I have estimated how the mode profile of the PRM reflection should be, as shown in the plot blow.

A conclusion here is :

   we should be able to constrain the PRM curvature situation if measurements are precise and accurate enough with a level of less than ~ 100 um

 

In the calculation two cases are considered :

      (1) PRM has the correct curvature of  +122 m.
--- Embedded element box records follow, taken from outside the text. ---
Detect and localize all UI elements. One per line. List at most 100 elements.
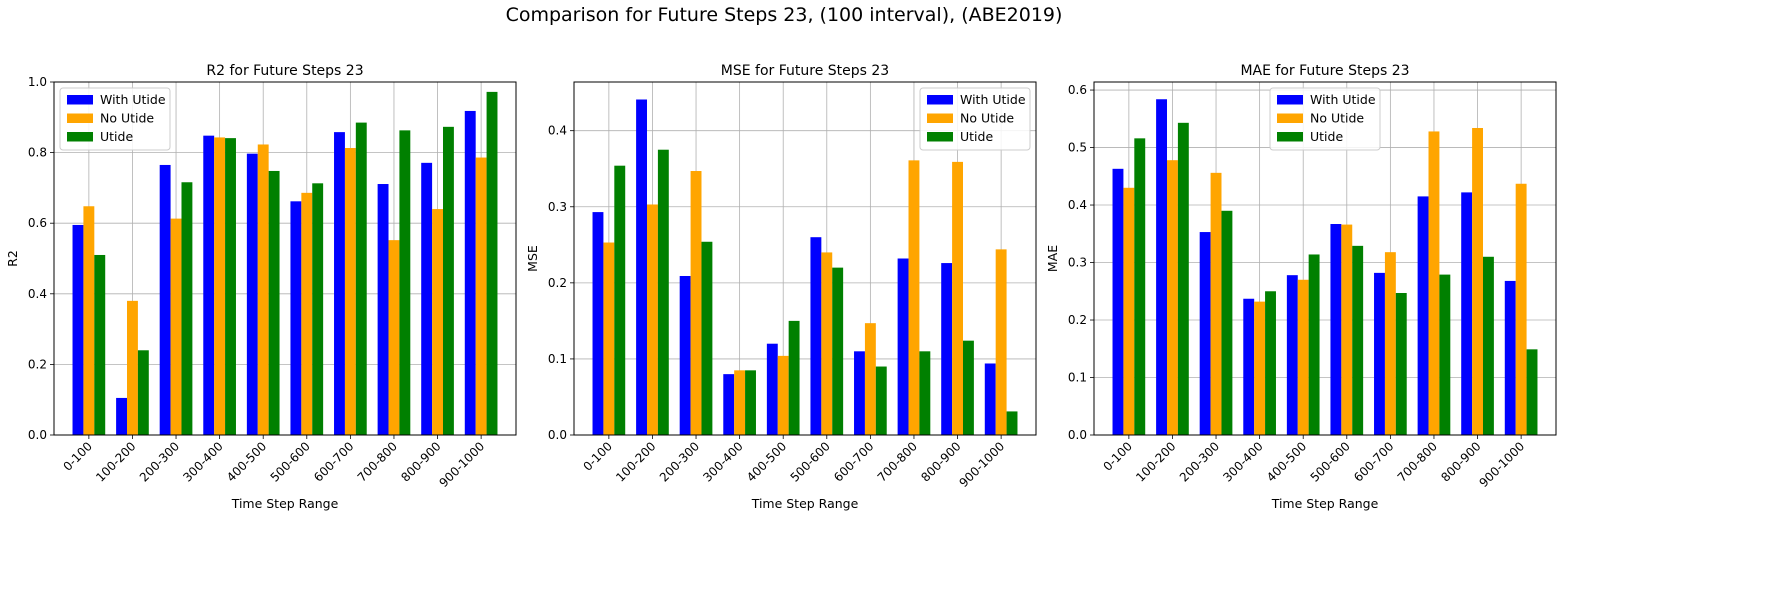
bar-with-utide bbox=[810, 237, 822, 435]
bar-no-utide bbox=[777, 355, 789, 435]
x-tick-label: 700-800 bbox=[875, 439, 920, 484]
bar-utide bbox=[442, 126, 454, 436]
y-tick-label: 0.4 bbox=[1068, 198, 1087, 212]
bar-no-utide bbox=[690, 171, 702, 435]
bar-no-utide bbox=[1515, 183, 1527, 435]
bar-with-utide bbox=[1374, 272, 1385, 435]
bar-with-utide bbox=[159, 164, 171, 435]
bar-utide bbox=[268, 170, 280, 435]
bar-with-utide bbox=[766, 343, 778, 435]
chart-title: R2 for Future Steps 23 bbox=[206, 63, 363, 79]
x-tick-label: 700-800 bbox=[1395, 439, 1440, 484]
bar-no-utide bbox=[734, 370, 746, 435]
bar-with-utide bbox=[116, 397, 128, 435]
x-tick-label: 500-600 bbox=[788, 439, 833, 484]
legend-label: No Utide bbox=[960, 111, 1014, 126]
bar-utide bbox=[94, 254, 106, 435]
legend: With Utide No Utide Utide bbox=[919, 87, 1031, 151]
legend: With Utide No Utide Utide bbox=[1269, 87, 1381, 151]
y-tick-label: 0.4 bbox=[548, 124, 567, 138]
x-tick-label: 800-900 bbox=[1438, 439, 1483, 484]
bar-utide bbox=[657, 149, 669, 435]
y-tick-label: 0.2 bbox=[548, 276, 567, 290]
bar-with-utide bbox=[941, 263, 953, 435]
x-tick-label: 600-700 bbox=[311, 439, 356, 484]
bar-with-utide bbox=[897, 258, 909, 435]
bar-utide bbox=[1265, 291, 1276, 435]
x-tick-label: 400-500 bbox=[1264, 439, 1309, 484]
y-tick-label: 0.3 bbox=[1068, 256, 1087, 270]
y-tick-label: 0.3 bbox=[548, 200, 567, 214]
y-tick-label: 0.0 bbox=[548, 428, 567, 442]
bar-no-utide bbox=[1472, 127, 1483, 436]
bar-with-utide bbox=[1417, 196, 1429, 435]
bar-utide bbox=[614, 165, 626, 435]
axes-frame bbox=[1093, 81, 1557, 436]
y-tick-label: 1.0 bbox=[28, 75, 47, 89]
bar-no-utide bbox=[214, 137, 226, 435]
bar-no-utide bbox=[864, 323, 876, 435]
bar-utide bbox=[225, 138, 236, 435]
bar-utide bbox=[1526, 349, 1538, 435]
bar-utide bbox=[1308, 254, 1320, 435]
bar-utide bbox=[962, 340, 974, 435]
legend-label: No Utide bbox=[100, 111, 154, 126]
x-tick-label: 0-100 bbox=[580, 439, 615, 474]
y-axis-label: MAE bbox=[1045, 245, 1060, 272]
bar-utide bbox=[1352, 245, 1364, 435]
bar-with-utide bbox=[1156, 99, 1168, 435]
y-tick-label: 0.1 bbox=[1068, 371, 1087, 385]
x-tick-label: 500-600 bbox=[268, 439, 313, 484]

This is shown as solid curves in the plot.

      (2) PRM has a wrong curvature of - 122 m (mirror is flipped) This is shown as dashed curves in the plot. 

expected_edit.png

The plot above shows beam radii of the PRM reflections for vertical and horizontal profiles in each case.
The x-axis is distance from PRM in meter and the y-axis is the beam radii in mm.
As for the initial beam parameter, I used the measured values (see the wiki), which are that of after the beam exits from the mode matching telescope and before it goes to PRM.
 
(1) If PRM has the correct curvature, the reflection after it passes MMT1 will have ~ 1.6 mm beam radii.
This is intuitively correct because the beam profiles should match to that of the MC exiting beam  (see the wiki), which has waist size of 1.5 - 1.6 mm if everything is perfect.
(2) When PRM is flipped, the beam starts converging at the beginning as PRM act as a convex mirror, resulting in smaller beam sizes after it comes out from the telescope.
Roughly speaking the waist sizes will be different by ~ 5 mm between those two cases, so our measurement should be more precise and accurate than this number.

Note:

 I have omitted the effect from the PRM thickness. Therefore PRM is dealt as just a curved reflector with RoC of +/- 122 m in the calculation.